The loan was part of a $10 billion leveraged buyout (LBO) financing package including bonds for Johnson Controls International Plc car battery unit Power Solutions. It surged from initial pricing of 99 to 100.25 in its first day of trading—indicating extra appetite from investors beyond the oversized order book.

“The upsizing of the deal meant there were fewer bonds to sell, and they experienced their own feeding frenzy,” said Canaccord Genuity strategist Brian Reynolds. “Johnson Controls intends to use most of the proceeds of the transaction to buy back stock. The overwhelming success of this deal makes it likely that there will be more such financial engineering ahead.”

An almost complete recovery in credit markets since the selloff late last year and a dovish Federal Reserve are refocusing attention on the multiyear boom in corporate debt, along with the risks that might now be stored up for a later date. For strategists at Deutsche Securities Inc., “unstoppable risk-taking” in the form of debt-financed share buybacks and acquisitions is stirring uneasy memories of the previous financial crisis, when Wall Street churned out a different type of security to satisfy rampant investor demand.

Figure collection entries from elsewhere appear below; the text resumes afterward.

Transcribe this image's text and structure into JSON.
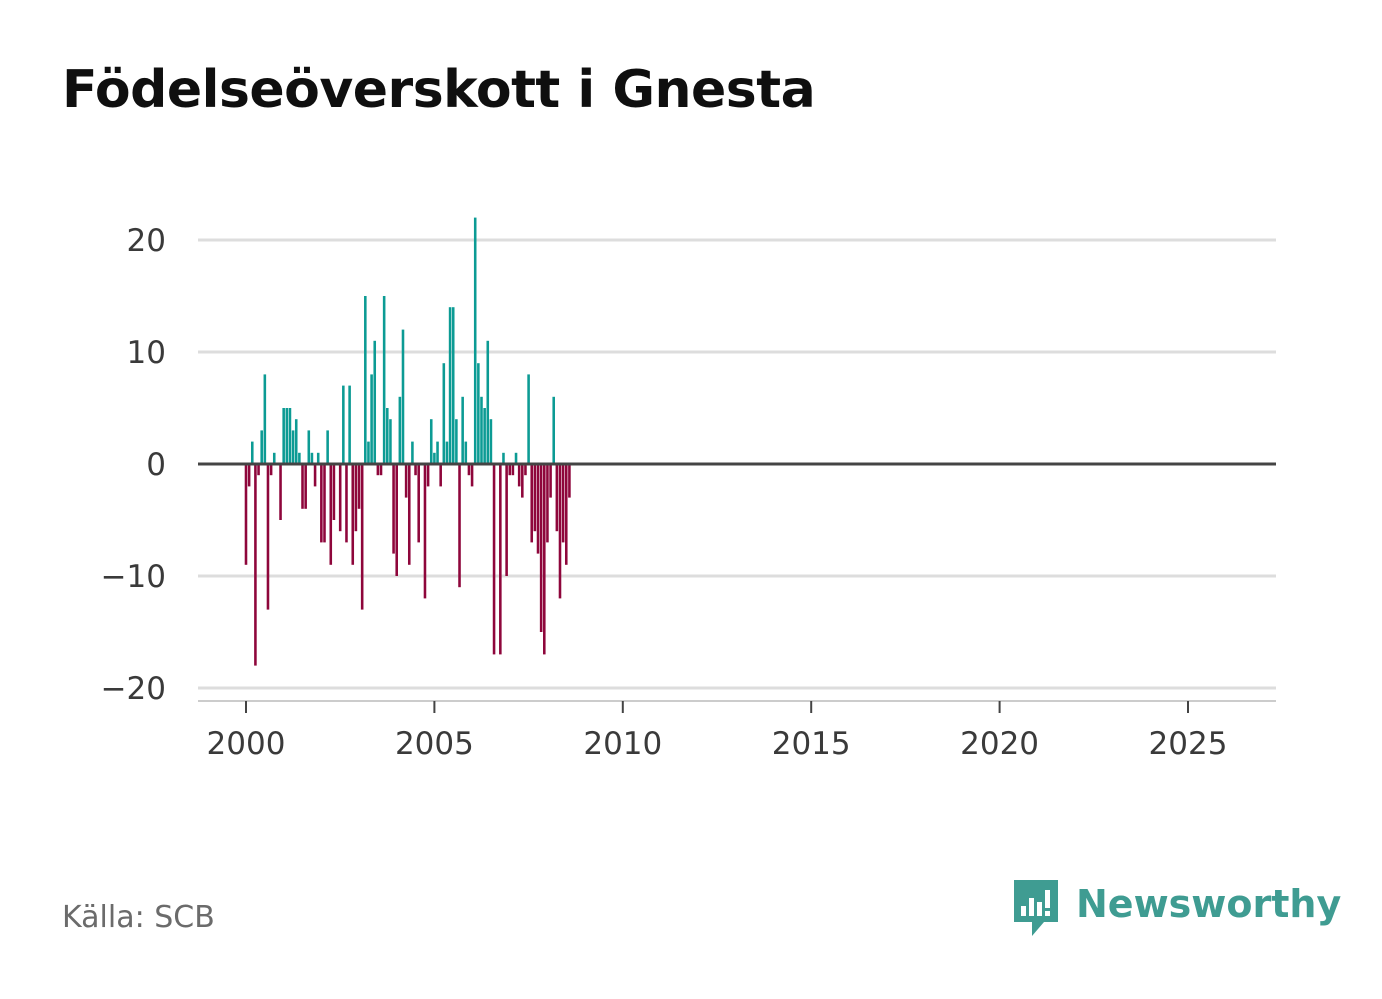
{
  "title": "Födelseöverskott i Gnesta",
  "source_label": "Källa: SCB",
  "brand": {
    "name": "Newsworthy",
    "icon": "newsworthy-logo-icon",
    "color": "#3f9c92"
  },
  "colors": {
    "positive": "#0c9b94",
    "negative": "#8e063b",
    "grid": "#dddddd",
    "zero_line": "#444444",
    "axis": "#cccccc"
  },
  "chart_data": {
    "type": "bar",
    "title": "Födelseöverskott i Gnesta",
    "xlabel": "",
    "ylabel": "",
    "ylim": [
      -20,
      24
    ],
    "yticks": [
      20,
      10,
      0,
      -10,
      -20
    ],
    "ytick_labels": [
      "20",
      "10",
      "0",
      "−10",
      "−20"
    ],
    "xlim": [
      1999.6,
      2027.3
    ],
    "xticks": [
      2000,
      2005,
      2010,
      2015,
      2020,
      2025
    ],
    "xtick_labels": [
      "2000",
      "2005",
      "2010",
      "2015",
      "2020",
      "2025"
    ],
    "grid": true,
    "x_unit": "month",
    "start": "2000-01",
    "values": [
      -9,
      -2,
      2,
      -18,
      -1,
      3,
      8,
      -13,
      -1,
      1,
      0,
      -5,
      5,
      5,
      5,
      3,
      4,
      1,
      -4,
      -4,
      3,
      1,
      -2,
      1,
      -7,
      -7,
      3,
      -9,
      -5,
      0,
      -6,
      7,
      -7,
      7,
      -9,
      -6,
      -4,
      -13,
      15,
      2,
      8,
      11,
      -1,
      -1,
      15,
      5,
      4,
      -8,
      -10,
      6,
      12,
      -3,
      -9,
      2,
      -1,
      -7,
      0,
      -12,
      -2,
      4,
      1,
      2,
      -2,
      9,
      2,
      14,
      14,
      4,
      -11,
      6,
      2,
      -1,
      -2,
      22,
      9,
      6,
      5,
      11,
      4,
      -17,
      0,
      -17,
      1,
      -10,
      -1,
      -1,
      1,
      -2,
      -3,
      -1,
      8,
      -7,
      -6,
      -8,
      -15,
      -17,
      -7,
      -3,
      6,
      -6,
      -12,
      -7,
      -9,
      -3
    ]
  }
}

They argue that sluggish global growth, aging populations, and low interest rates create a massive and long-running headache for big investors such as pension and sovereign wealth funds: huge liabilities that “require high asset returns to avert bankruptcy.”

In the years before the crisis, those returns were served by a smorgasbord of securitized products created by investment banks that repackaged subprime loans into top-rated bonds. Investors often applied leverage, using derivatives or short-term funding, to juice returns.

“To make ‘processed food’ capable of satisfying investors’ voracious appetite for high returns, it is necessary to have high-calorie (high-yield) ingredients,” Deutsche analysts Masao Muraki, Hiroshi Torii, and Tao Xu write in their note. “Accordingly, the finance and non-bank industries (investment banks at the top) cooked up a scheme to create high-yield loans by getting low-income workers to buy houses.”

Fast forward to today, and a similar process is under way in the corporate debt market, with highly leveraged companies becoming the ingredient du jour and asset managers replacing investment banks as the servers dishing out products to a new group of investors. The buyers now range from retail investors to exchange-traded funds (ETFs) to Japanese banks snapping up highly rated bundles of leveraged loans.

“After the global financial crisis, investment trusts (including ETFs) stepped up their investments in low-grade corporate credit (mainly companies in the U.S. and developing countries),” they argue. “Investment trusts have become enormous shadow banks for U.S. companies, providing 20 percent of their financing needs (corporate bonds and loans), compared with just 9 percent in 2007.”